Bet you're really glad you asked now, huh?  Although the above is a very worst-case scenario, hypothetical kind of response, it is definitely the type of answer that I could give, easily.  In fact, some bits of it were true, but I'm not telling you which bits, cos us spoonies tend to shy away from the 'poor me' routine.  Without generalising, I think everyone does, to a certain extent; it's that British 'stiff-upper lip' thingy isn't it?  No doubt the same could be true for other nationalities, lemme know, I'd be interested to hear the common response to 'how are you?' in Outer Mongolia, for example.

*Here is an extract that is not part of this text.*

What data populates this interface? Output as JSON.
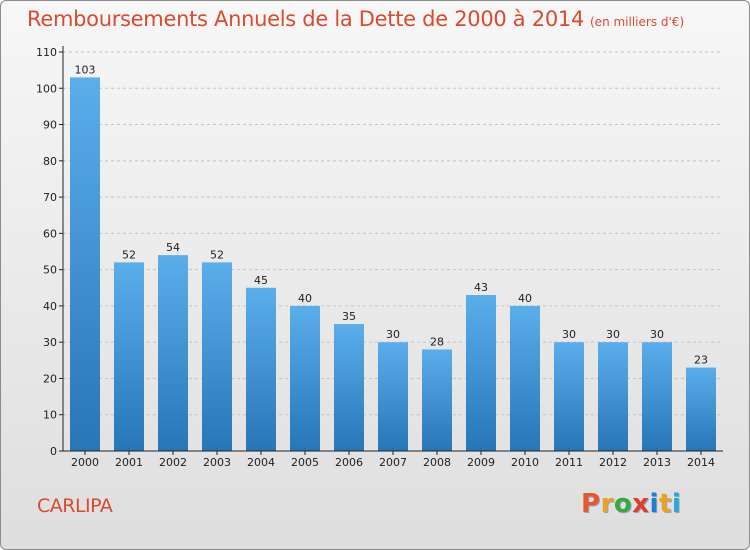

I can only speak for myself, influenced by my spoonie-ness, and say that I use 'I'm fine' for three reasons.  Firstly, I really can't be arsed to tell certain people the truth, particularly if it's someone that doesn't know me very well, or I don't trust them enough to be that honest, as I'd have to give a very thorough explanation for them to even begin to understand.  Whereas, if I was talking to someone who knew me well, and I trusted, I could give them the bare necessities, and they'd get it.  Being honest takes up too much energy, uses too many spoons, for me to waste it on explaining myself to someone who I may never see again, or who probably isn't really that bothered, and would rather I had just stuck with 'I'm fine'.

Secondly, there's the guilt aspect; spoonies are constantly thinking about those around them, and how their disability/illness is affecting them.  Well I am, and I know for a fact this is how The Wife thinks.  So by telling somebody the truth, I would automatically feel guilty that I'd made them feel bad or, even worse, I'd made them feel sorry for me, which is something no spoonie wants to do.  Aside from 'poor you', another response from a non-spoonie may be 'Is there anything I can do?', which of course there isn't, hence more feelings of guilt on the spoonie's part, and helplessness – maybe even pity, yeuch – from the non-spoonie.

Thirdly, as I said before, I personally am not very good at discussing my feelings, so I have to be really close to people, and have built up a lot of trust before I can properly spill.  Saying that, I've got a lot better over the past year, probably as a result of the counselling I had, and the confidence that Gloria and VW instilled in me, that it really is ok to not be ok, and to say when that is the case.  I'm still pretty picky over who I share everything with, and 'I'm fine' is still my default response to the majority of my friends, but there are the odd exceptions, and I know exactly who I can say 'I'm crap' to.  I'm so lucky to have another spoonie in my life, in the form of The Wife as, although we don't the same conditions – though, not that far off either – we totally get each other, and we can be honest.  There's no point feeling guilty, cos we're both going through similar crap, and sharing our crap makes it that teensy bit more bearable.

So, if you are a non-spoonie, and you ask a spoonie how they are, don't be at all surprised, or offended, to receive the 'I'm fine' response.  It doesn't necessarily mean that person doesn't trust you; it might be that they're trying to spare your feelings, or conserve their energy.  If, however, you get an honest response, try not to freak out, or run a mile; that spoonie obviously trusts you a lot, and thinks enough of you to feel that they can share stuff without losing you, so be there for them.  Give them a hug, if they can physically manage one – I can't; yet another thing someone can't do for me – or simply listen.  It does help.